The 4 tech areas every real estate budget needs

Budgeting best practices

Property and asset management
Article

Wondering how the best-performing Fortune 500 companies structure their real estate tech budget? To help you build your CRE spend based on proven practice, our Tech Advisory experts designed the X-Ray framework.

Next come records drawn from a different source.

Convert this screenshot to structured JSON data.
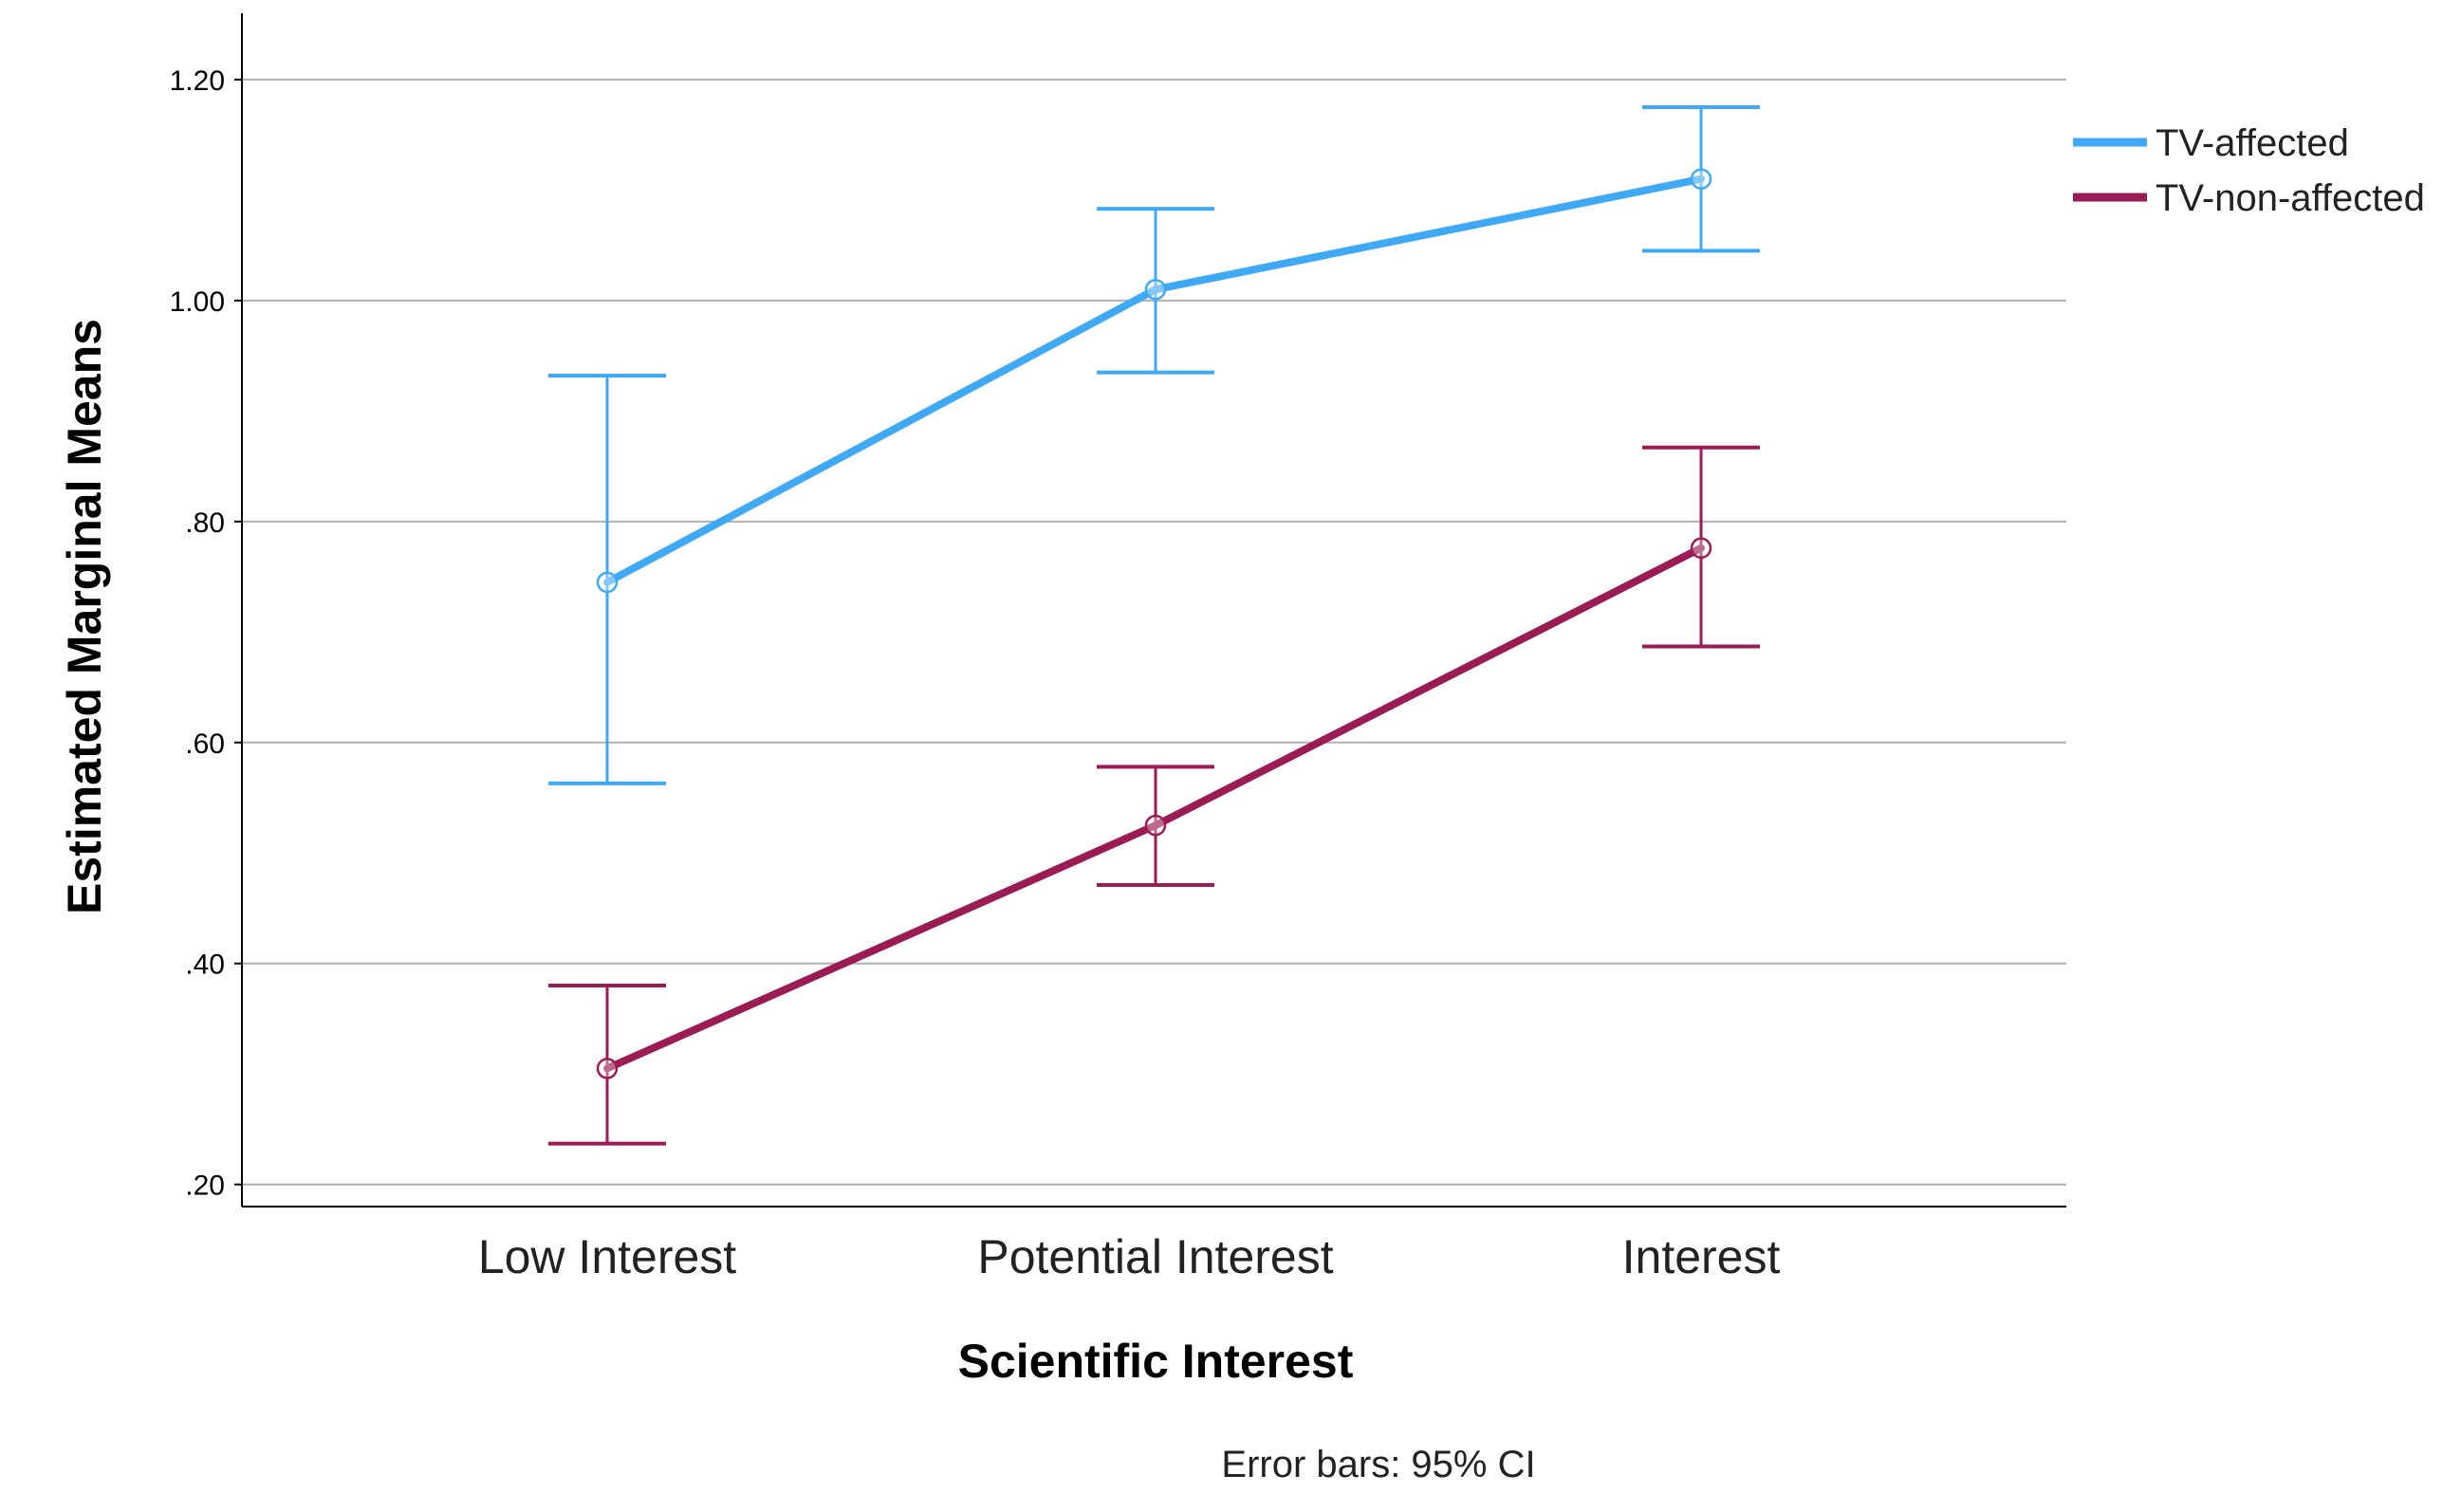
{
  "chart_data": {
    "type": "line",
    "title": "",
    "xlabel": "Scientific Interest",
    "ylabel": "Estimated Marginal Means",
    "categories": [
      "Low Interest",
      "Potential Interest",
      "Interest"
    ],
    "ylim": [
      0.18,
      1.26
    ],
    "yticks": [
      0.2,
      0.4,
      0.6,
      0.8,
      1.0,
      1.2
    ],
    "ytick_labels": [
      ".20",
      ".40",
      ".60",
      ".80",
      "1.00",
      "1.20"
    ],
    "grid": true,
    "legend_position": "top-right",
    "series": [
      {
        "name": "TV-affected",
        "color": "#3fa9f5",
        "values": [
          0.745,
          1.01,
          1.11
        ],
        "ci_low": [
          0.563,
          0.935,
          1.045
        ],
        "ci_high": [
          0.932,
          1.083,
          1.175
        ]
      },
      {
        "name": "TV-non-affected",
        "color": "#9b1b54",
        "values": [
          0.305,
          0.525,
          0.776
        ],
        "ci_low": [
          0.237,
          0.471,
          0.687
        ],
        "ci_high": [
          0.38,
          0.578,
          0.867
        ]
      }
    ],
    "annotation": "Error bars: 95% CI"
  }
}
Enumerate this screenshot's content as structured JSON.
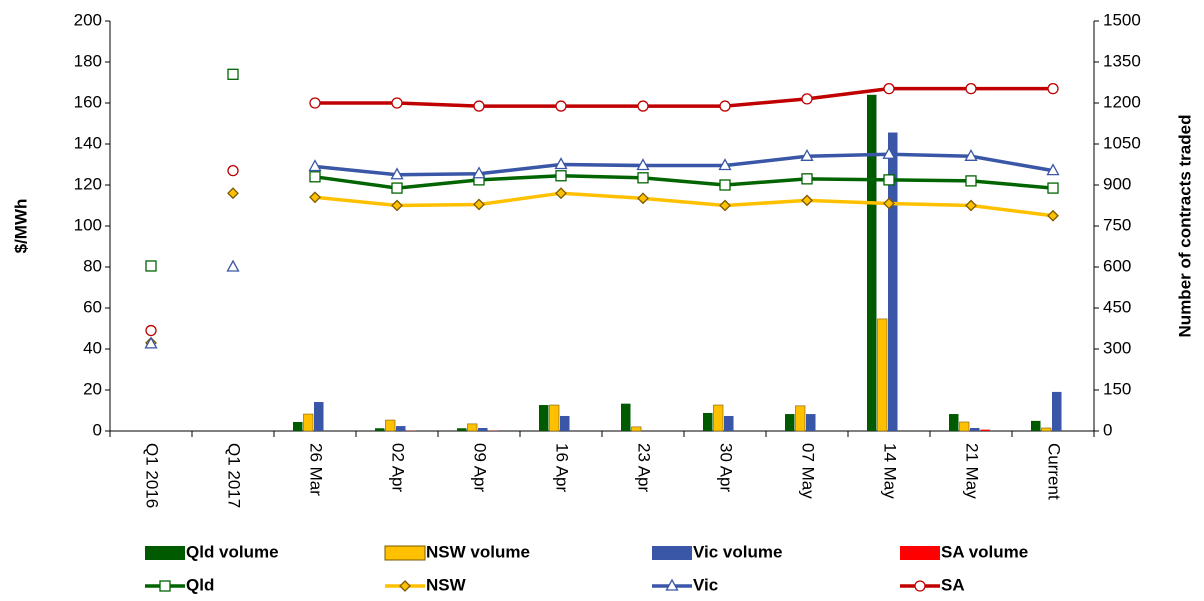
{
  "chart_data": {
    "type": "combo",
    "categories": [
      "Q1 2016",
      "Q1 2017",
      "26 Mar",
      "02 Apr",
      "09 Apr",
      "16 Apr",
      "23 Apr",
      "30 Apr",
      "07 May",
      "14 May",
      "21 May",
      "Current"
    ],
    "y_label": "$/MWh",
    "y2_label": "Number of contracts traded",
    "ylim": [
      0,
      200
    ],
    "yticks": [
      0,
      20,
      40,
      60,
      80,
      100,
      120,
      140,
      160,
      180,
      200
    ],
    "y2lim": [
      0,
      1500
    ],
    "y2ticks": [
      0,
      150,
      300,
      450,
      600,
      750,
      900,
      1050,
      1200,
      1350,
      1500
    ],
    "line_start": 2,
    "series": [
      {
        "name": "Qld volume",
        "type": "bar",
        "axis": "y2",
        "color": "#005a00",
        "values": [
          null,
          null,
          33,
          10,
          10,
          95,
          100,
          66,
          62,
          1230,
          62,
          37
        ]
      },
      {
        "name": "NSW volume",
        "type": "bar",
        "axis": "y2",
        "color": "#ffc000",
        "values": [
          null,
          null,
          62,
          40,
          26,
          95,
          15,
          95,
          92,
          410,
          33,
          11
        ]
      },
      {
        "name": "Vic volume",
        "type": "bar",
        "axis": "y2",
        "color": "#3a56a6",
        "values": [
          null,
          null,
          106,
          18,
          11,
          55,
          0,
          55,
          62,
          1092,
          11,
          143
        ]
      },
      {
        "name": "SA volume",
        "type": "bar",
        "axis": "y2",
        "color": "#ff0000",
        "values": [
          null,
          null,
          0,
          1,
          1,
          0,
          0,
          0,
          0,
          0,
          5,
          0
        ]
      },
      {
        "name": "Qld",
        "type": "line",
        "marker": "square",
        "color": "#006400",
        "values": [
          80.5,
          174,
          124,
          118.5,
          122.5,
          124.5,
          123.5,
          120,
          123,
          122.5,
          122,
          118.5
        ]
      },
      {
        "name": "NSW",
        "type": "line",
        "marker": "diamond",
        "color": "#ffc000",
        "values": [
          43,
          116,
          114,
          110,
          110.5,
          116,
          113.5,
          110,
          112.5,
          111,
          110,
          105
        ]
      },
      {
        "name": "Vic",
        "type": "line",
        "marker": "triangle",
        "color": "#3a56a6",
        "values": [
          42.5,
          80,
          129,
          125,
          125.5,
          130,
          129.5,
          129.5,
          134,
          135,
          134,
          127
        ]
      },
      {
        "name": "SA",
        "type": "line",
        "marker": "circle",
        "color": "#c00000",
        "values": [
          49,
          127,
          160,
          160,
          158.5,
          158.5,
          158.5,
          158.5,
          162,
          167,
          167,
          167
        ]
      }
    ]
  }
}
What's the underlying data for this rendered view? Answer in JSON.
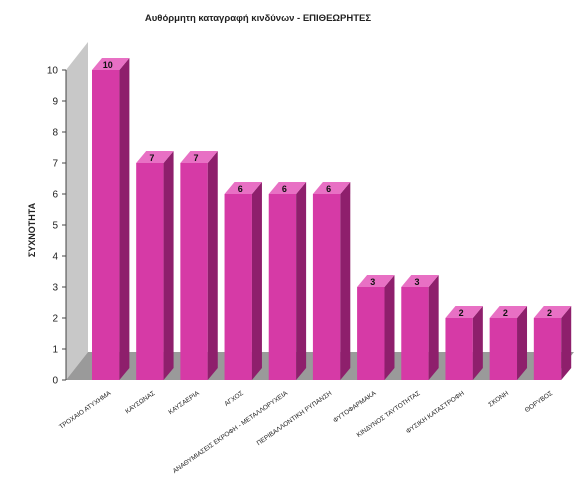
{
  "chart_data": {
    "type": "bar",
    "title": "Αυθόρμητη καταγραφή κινδύνων - ΕΠΙΘΕΩΡΗΤΕΣ",
    "xlabel": "",
    "ylabel": "ΣΥΧΝΟΤΗΤΑ",
    "ylim": [
      0,
      10
    ],
    "yticks": [
      0,
      1,
      2,
      3,
      4,
      5,
      6,
      7,
      8,
      9,
      10
    ],
    "categories": [
      "ΤΡΟΧΑΙΟ ΑΤΥΧΗΜΑ",
      "ΚΑΥΣΩΝΑΣ",
      "ΚΑΥΣΑΕΡΙΑ",
      "ΑΓΧΟΣ",
      "ΑΝΑΘΥΜΙΑΣΕΙΣ ΕΚΡΟΦΗ - ΜΕΤΑΛΛΟΡΥΧΕΙΑ",
      "ΠΕΡΙΒΑΛΛΟΝΤΙΚΗ ΡΥΠΑΝΣΗ",
      "ΦΥΤΟΦΑΡΜΑΚΑ",
      "ΚΙΝΔΥΝΟΣ ΤΑΥΤΟΤΗΤΑΣ",
      "ΦΥΣΙΚΗ ΚΑΤΑΣΤΡΟΦΗ",
      "ΣΚΟΝΗ",
      "ΘΟΡΥΒΟΣ"
    ],
    "values": [
      10,
      7,
      7,
      6,
      6,
      6,
      3,
      3,
      2,
      2,
      2
    ],
    "colors": {
      "bar_front": "#d63aa6",
      "bar_side": "#8e1f6c",
      "bar_top": "#e870c4",
      "floor": "#9a9a9a",
      "wall": "#c8c8c8"
    }
  }
}
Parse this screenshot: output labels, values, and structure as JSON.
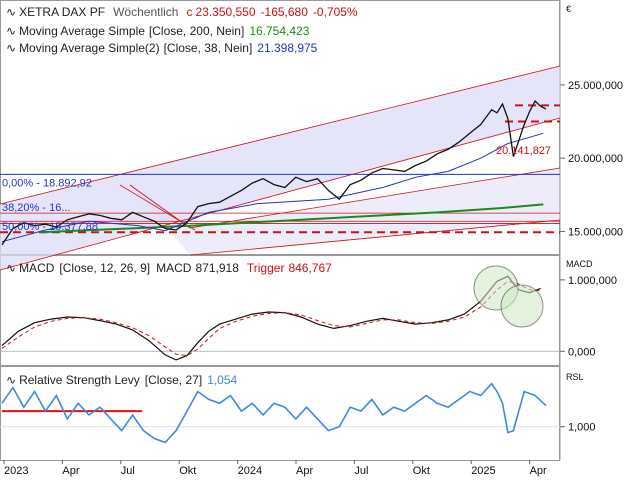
{
  "chart_data": [
    {
      "type": "line",
      "panel": "price",
      "title": "XETRA DAX PF",
      "interval": "Wöchentlich",
      "currency": "€",
      "last": {
        "prefix": "c",
        "close": "23.350,550",
        "change": "-165,680",
        "change_pct": "-0,705%"
      },
      "x_labels": [
        "2023",
        "Apr",
        "Jul",
        "Okt",
        "2024",
        "Apr",
        "Jul",
        "Okt",
        "2025",
        "Apr"
      ],
      "y_ticks": [
        "25.000,000",
        "20.000,000",
        "15.000,000"
      ],
      "ylim": [
        13600,
        26700
      ],
      "series": [
        {
          "name": "Moving Average Simple",
          "params": "[Close, 200, Nein]",
          "value": "16.754,423",
          "color": "#1a8c1a",
          "x": [
            0.07,
            0.2,
            0.35,
            0.5,
            0.65,
            0.8,
            0.92,
            0.995
          ],
          "values": [
            14950,
            15150,
            15400,
            15700,
            16000,
            16300,
            16600,
            16850
          ]
        },
        {
          "name": "Moving Average Simple(2)",
          "params": "[Close, 38, Nein]",
          "value": "21.398,975",
          "color": "#2233cc",
          "x": [
            0.0,
            0.08,
            0.16,
            0.25,
            0.3,
            0.38,
            0.47,
            0.6,
            0.7,
            0.76,
            0.82,
            0.88,
            0.93,
            0.995
          ],
          "values": [
            14300,
            15100,
            15700,
            15400,
            15050,
            16300,
            16900,
            17200,
            18000,
            18700,
            19100,
            20000,
            21000,
            21700
          ]
        },
        {
          "name": "close",
          "color": "#111111",
          "x": [
            0.0,
            0.02,
            0.04,
            0.06,
            0.08,
            0.1,
            0.12,
            0.14,
            0.16,
            0.18,
            0.2,
            0.22,
            0.24,
            0.26,
            0.28,
            0.3,
            0.32,
            0.34,
            0.36,
            0.38,
            0.4,
            0.42,
            0.44,
            0.46,
            0.48,
            0.5,
            0.52,
            0.54,
            0.56,
            0.58,
            0.6,
            0.62,
            0.64,
            0.66,
            0.68,
            0.7,
            0.72,
            0.74,
            0.76,
            0.78,
            0.8,
            0.82,
            0.84,
            0.86,
            0.88,
            0.9,
            0.91,
            0.92,
            0.93,
            0.94,
            0.96,
            0.97,
            0.98,
            0.99,
            1.0
          ],
          "values": [
            14100,
            15200,
            15600,
            15400,
            15500,
            15300,
            15800,
            16000,
            16200,
            16100,
            15900,
            15800,
            16300,
            16000,
            15700,
            15200,
            15100,
            15600,
            16700,
            16900,
            17000,
            17400,
            17800,
            18300,
            18600,
            18200,
            18000,
            18700,
            18400,
            18600,
            17800,
            17200,
            18200,
            18500,
            19000,
            19300,
            19200,
            19100,
            19500,
            19800,
            20300,
            20600,
            21100,
            21700,
            22300,
            23300,
            23100,
            23700,
            22700,
            20100,
            22300,
            23200,
            23900,
            23550,
            23350
          ]
        }
      ],
      "annotations": [
        {
          "text": "0,00% - 18.892,92",
          "color": "#2233cc",
          "value": 18892.92
        },
        {
          "text": "38,20% - 16...",
          "color": "#2233cc",
          "value": 16250
        },
        {
          "text": "50,00% - 15.377,88",
          "color": "#2233cc",
          "value": 15377.88
        },
        {
          "text": "20.141,827",
          "color": "#d01010",
          "value": 20141.827
        }
      ]
    },
    {
      "type": "line",
      "panel": "macd",
      "title": "MACD",
      "params": "[Close, 12, 26, 9]",
      "macd_value": "871,918",
      "trigger_label": "Trigger",
      "trigger_value": "846,767",
      "y_ticks": [
        "1.000,000",
        "0,000"
      ],
      "ylim": [
        -150,
        1250
      ],
      "series": [
        {
          "name": "MACD",
          "color": "#111111",
          "x": [
            0.0,
            0.03,
            0.06,
            0.09,
            0.12,
            0.15,
            0.18,
            0.21,
            0.24,
            0.27,
            0.3,
            0.32,
            0.34,
            0.36,
            0.38,
            0.4,
            0.43,
            0.46,
            0.49,
            0.52,
            0.55,
            0.58,
            0.61,
            0.64,
            0.67,
            0.7,
            0.73,
            0.76,
            0.79,
            0.82,
            0.85,
            0.88,
            0.91,
            0.93,
            0.95,
            0.97,
            0.99
          ],
          "values": [
            80,
            280,
            400,
            450,
            480,
            470,
            430,
            380,
            300,
            150,
            -50,
            -120,
            -60,
            120,
            280,
            380,
            450,
            520,
            550,
            540,
            480,
            380,
            320,
            360,
            420,
            460,
            420,
            380,
            400,
            440,
            520,
            700,
            980,
            1050,
            860,
            820,
            880
          ]
        },
        {
          "name": "Trigger",
          "color": "#d01010",
          "x": [
            0.0,
            0.03,
            0.06,
            0.09,
            0.12,
            0.15,
            0.18,
            0.21,
            0.24,
            0.27,
            0.3,
            0.32,
            0.34,
            0.36,
            0.38,
            0.4,
            0.43,
            0.46,
            0.49,
            0.52,
            0.55,
            0.58,
            0.61,
            0.64,
            0.67,
            0.7,
            0.73,
            0.76,
            0.79,
            0.82,
            0.85,
            0.88,
            0.91,
            0.93,
            0.95,
            0.97,
            0.99
          ],
          "values": [
            40,
            200,
            340,
            420,
            460,
            470,
            450,
            400,
            330,
            220,
            60,
            -40,
            -60,
            30,
            180,
            320,
            420,
            490,
            530,
            540,
            510,
            430,
            360,
            340,
            390,
            440,
            440,
            400,
            390,
            420,
            480,
            620,
            860,
            980,
            940,
            860,
            850
          ]
        }
      ]
    },
    {
      "type": "line",
      "panel": "rsl",
      "title": "Relative Strength Levy",
      "params": "[Close, 27]",
      "value": "1,054",
      "y_label": "RSL",
      "y_ticks": [
        "1,000"
      ],
      "ylim": [
        0.92,
        1.14
      ],
      "series": [
        {
          "name": "RSL",
          "color": "#3a8ae6",
          "x": [
            0.0,
            0.02,
            0.04,
            0.06,
            0.08,
            0.1,
            0.12,
            0.14,
            0.16,
            0.18,
            0.2,
            0.22,
            0.24,
            0.26,
            0.28,
            0.3,
            0.32,
            0.34,
            0.36,
            0.38,
            0.4,
            0.42,
            0.44,
            0.46,
            0.48,
            0.5,
            0.52,
            0.54,
            0.56,
            0.58,
            0.6,
            0.62,
            0.64,
            0.66,
            0.68,
            0.7,
            0.72,
            0.74,
            0.76,
            0.78,
            0.8,
            0.82,
            0.84,
            0.86,
            0.88,
            0.9,
            0.91,
            0.92,
            0.93,
            0.94,
            0.96,
            0.98,
            1.0
          ],
          "values": [
            1.06,
            1.1,
            1.05,
            1.09,
            1.04,
            1.08,
            1.02,
            1.06,
            1.03,
            1.05,
            1.02,
            0.99,
            1.03,
            0.99,
            0.97,
            0.96,
            0.99,
            1.04,
            1.09,
            1.07,
            1.06,
            1.08,
            1.04,
            1.06,
            1.03,
            1.06,
            1.05,
            1.02,
            1.05,
            1.02,
            0.99,
            1.0,
            1.05,
            1.04,
            1.07,
            1.03,
            1.05,
            1.04,
            1.06,
            1.08,
            1.06,
            1.05,
            1.07,
            1.09,
            1.08,
            1.11,
            1.09,
            1.06,
            0.985,
            0.99,
            1.09,
            1.08,
            1.054
          ]
        }
      ]
    }
  ]
}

Typically, F500s divvy up their tech spend into four key areas:

1. The Digital Workhorse: Software

• 52% of budget
• Usually costs around $7 million annually
• Think of this as the brain of your tech stack
• Includes tools for tracking leases, monitoring safety and assessing workplace experience

2. The Physical Backbone: Hardware

• 15% of budget
• Annual spend is around $2 million
• This is the muscle behind your tech strategy
• Covers things like rented hardware, occupancy sensors, interactive kiosks and security equipment

3. Keeping the Lights On: Sustainment activities

• 27% of budget
• About $3.6 million per year
• The ongoing maintenance that keeps everything running smoothly
• Includes bug fixes, data updates, and tweaking analytics to match business changes

4. Powering Up Your Tech: Enhancement

• 6% of budget
• Roughly $800,000 annually
• This is where innovation happens
• Funds new capabilities to meet emerging business needs
• Pro Tip: Keep an eye on that enhancement budget. It might seem small, but it’s crucial for staying ahead in the fast-changing world of real estate tech.

Key Takeaway: A CRE tech budget isn’t just about buying software. It’s a balanced investment in tools, hardware, maintenance and innovation to keep your real estate operations running at peak efficiency.